Robert McBride. Picture: Zelda Venter/Pretoria News

Cape Town - Parliament will on Wednesday decide the fate of Independent Police Investigative Directorate head Robert McBride after spending days deliberating on his future.

McBride’s chances of retaining his job appeared slim on Tuesday after the ANC and National Freedom Party MPs raised questions about his credibility to continue to lead Ipid.

Both the ANC and NFP said McBride did not disclose some of the factors to MPs and at the centre were two letters he wrote to Police Minister Bheki Cele last year.

In the letters, McBride said Cele had to start the process of advertising for the position as his contract was expiring at the end of this month.

Phindile Molla of the ANC and Manzoor Shaik Emam of the NFP said it was clear McBride did not need to continue in the job.

But Zakhele Mbhele and Dianne Kohler Barnard of the DA warned against jumping to conclusions.

Molla said the letters had clarified a lot of issues. She said one key thing was that it was McBride who wrote to Cele last year.

“Yesterday (Monday) we blamed the minister. We now have these two letters and I don’t know if the court has seen these letters,” said Molla.

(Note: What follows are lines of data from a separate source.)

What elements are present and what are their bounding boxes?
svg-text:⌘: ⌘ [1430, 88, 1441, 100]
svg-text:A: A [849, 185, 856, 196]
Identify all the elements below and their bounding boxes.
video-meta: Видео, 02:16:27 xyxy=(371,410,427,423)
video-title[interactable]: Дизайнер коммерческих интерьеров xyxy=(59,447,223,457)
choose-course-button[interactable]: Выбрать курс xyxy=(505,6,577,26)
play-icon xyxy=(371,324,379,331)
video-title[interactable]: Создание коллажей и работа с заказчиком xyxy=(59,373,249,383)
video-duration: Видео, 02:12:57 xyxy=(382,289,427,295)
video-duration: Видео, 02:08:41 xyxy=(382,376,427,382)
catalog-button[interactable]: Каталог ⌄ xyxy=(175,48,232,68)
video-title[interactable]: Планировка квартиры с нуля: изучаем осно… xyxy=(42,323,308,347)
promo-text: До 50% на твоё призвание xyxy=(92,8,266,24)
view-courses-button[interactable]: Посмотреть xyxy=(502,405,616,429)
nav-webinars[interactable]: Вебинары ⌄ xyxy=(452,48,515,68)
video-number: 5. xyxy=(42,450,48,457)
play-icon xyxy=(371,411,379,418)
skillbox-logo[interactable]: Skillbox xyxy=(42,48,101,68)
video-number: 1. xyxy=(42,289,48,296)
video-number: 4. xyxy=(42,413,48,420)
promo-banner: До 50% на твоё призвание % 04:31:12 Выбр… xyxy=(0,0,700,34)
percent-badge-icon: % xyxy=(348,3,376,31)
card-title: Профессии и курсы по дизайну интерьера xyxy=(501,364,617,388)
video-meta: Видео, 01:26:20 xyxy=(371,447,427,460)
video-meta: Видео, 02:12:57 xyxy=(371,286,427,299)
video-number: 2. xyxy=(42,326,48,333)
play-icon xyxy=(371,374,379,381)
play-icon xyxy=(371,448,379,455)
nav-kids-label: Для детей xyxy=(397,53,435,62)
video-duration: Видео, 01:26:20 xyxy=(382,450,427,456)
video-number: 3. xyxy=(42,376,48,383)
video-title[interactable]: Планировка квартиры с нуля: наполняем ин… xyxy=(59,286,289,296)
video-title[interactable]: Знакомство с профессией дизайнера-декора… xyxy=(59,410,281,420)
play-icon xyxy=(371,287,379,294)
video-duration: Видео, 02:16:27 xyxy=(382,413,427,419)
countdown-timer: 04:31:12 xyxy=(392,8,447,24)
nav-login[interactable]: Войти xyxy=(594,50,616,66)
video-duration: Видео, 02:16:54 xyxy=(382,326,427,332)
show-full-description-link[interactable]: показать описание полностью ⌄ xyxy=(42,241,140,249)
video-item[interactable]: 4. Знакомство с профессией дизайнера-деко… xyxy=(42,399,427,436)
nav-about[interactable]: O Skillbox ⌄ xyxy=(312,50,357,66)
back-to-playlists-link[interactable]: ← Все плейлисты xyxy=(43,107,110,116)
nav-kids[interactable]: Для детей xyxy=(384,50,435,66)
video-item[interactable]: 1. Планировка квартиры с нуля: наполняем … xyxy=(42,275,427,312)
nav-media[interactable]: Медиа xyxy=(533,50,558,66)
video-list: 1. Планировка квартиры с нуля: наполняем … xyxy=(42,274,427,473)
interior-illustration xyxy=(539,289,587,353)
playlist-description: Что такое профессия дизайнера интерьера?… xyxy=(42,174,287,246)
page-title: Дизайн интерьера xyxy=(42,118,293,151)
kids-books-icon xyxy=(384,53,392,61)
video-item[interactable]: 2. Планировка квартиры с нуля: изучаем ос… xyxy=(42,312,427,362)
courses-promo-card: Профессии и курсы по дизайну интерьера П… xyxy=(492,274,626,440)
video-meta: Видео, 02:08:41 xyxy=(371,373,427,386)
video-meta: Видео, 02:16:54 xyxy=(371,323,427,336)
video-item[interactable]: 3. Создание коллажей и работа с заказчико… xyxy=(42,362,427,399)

Shaik Emam said McBride should have disclosed the letters to them earlier.

Now that the letters were out, this was a final nail in the coffin, he said.

“We spent hours saying that the minister was wrong. By all implication, with these two letters, McBride knew at all times.

“For me it’s a clear situation. There was a contract, it expired and the minister has a right not to renew,” he said.

Mbhele said they should not jump to conclusions. He said the important thing in the saga was the renewal of the contract.

He said the Ipid Act was specific that if there is a vacancy in the position of Ipid head, Parliament had up to a year to fill the vacancy.

“If anything, the minister has muddied the waters and complicated things. Now we have to do this process on an urgent basis,” said Mbhele.

Jerome Maake of the ANC said he was the one who asked for the two letters.

He said the letters helped clarify a number of issues that MPs were grappling with when they began the discussions.

He said it was not as if Cele woke up one day and decided not to renew McBride’s contract. Maake said there was a process already in place started by McBride last September and November, when he wrote to Cele in those two months.